Proc. 42th International Instrument Symposium, p. 17−23, 1996
© Instrument Society of America

The Solar Mass Ejection Imager

B.V. Jackson, A. Buffington, P.L. Hick
Center for Astrophysics and Space Science,s University of California, La Jolla, CA, USA

G.M. Simnett
School of Physics and Space Research, Univ. of Birmingham, Edgebaston, Birmingham, UK

S.W. Kahler
Phillips Laboratory/GPSG, Hanscom AFB, MA, USA

S.L. Keil
Phillips Laboratory/GPSS, NSO/SP, Sunspot, NM, USA

D.F. Webb
ISR, Boston College, Newton Center, MA, USA


We are designing a Solar Mass Ejection Imager (SMEI) capable of observing Thomson-scattered signals from transient density features in the heliosphere from a spacecraft situated near 1 AU. The imager is designed to trace features, which include coronal mass ejections, corotating structures and shock waves, to elongations greater than 90° from the Sun.
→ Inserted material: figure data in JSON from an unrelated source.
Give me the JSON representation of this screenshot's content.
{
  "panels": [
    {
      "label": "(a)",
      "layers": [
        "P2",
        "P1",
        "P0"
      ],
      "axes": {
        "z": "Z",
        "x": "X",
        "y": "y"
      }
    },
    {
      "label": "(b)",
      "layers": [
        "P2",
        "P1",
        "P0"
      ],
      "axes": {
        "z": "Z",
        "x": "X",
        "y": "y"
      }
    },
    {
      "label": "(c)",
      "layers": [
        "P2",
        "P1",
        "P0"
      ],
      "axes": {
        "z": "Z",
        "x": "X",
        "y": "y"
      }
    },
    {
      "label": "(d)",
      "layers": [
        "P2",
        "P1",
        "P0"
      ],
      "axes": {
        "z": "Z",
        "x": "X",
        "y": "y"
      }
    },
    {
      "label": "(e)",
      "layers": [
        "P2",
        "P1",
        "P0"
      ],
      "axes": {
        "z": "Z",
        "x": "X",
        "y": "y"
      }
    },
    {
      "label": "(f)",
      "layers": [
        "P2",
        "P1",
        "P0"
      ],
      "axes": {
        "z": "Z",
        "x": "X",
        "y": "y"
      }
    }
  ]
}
An imager at Earth could allow up to three days warning of the arrival of a mass ejection from the Sun. The instrument can be regarded as a progeny of the heliospheric imaging capability shown possible by the zodiacal light photometers of the HELIOS spacecraft. The instrument we are designing must utilize one of the most advanced baffle systems yet devised to eliminate sunlight from its wide field of view. In addition, the instrument must couple the wide field of view to a CCD camera so that the small percentage variations of the Thomson-scattered signals can be detected relative to a much brighter zodiacal light and stellar background.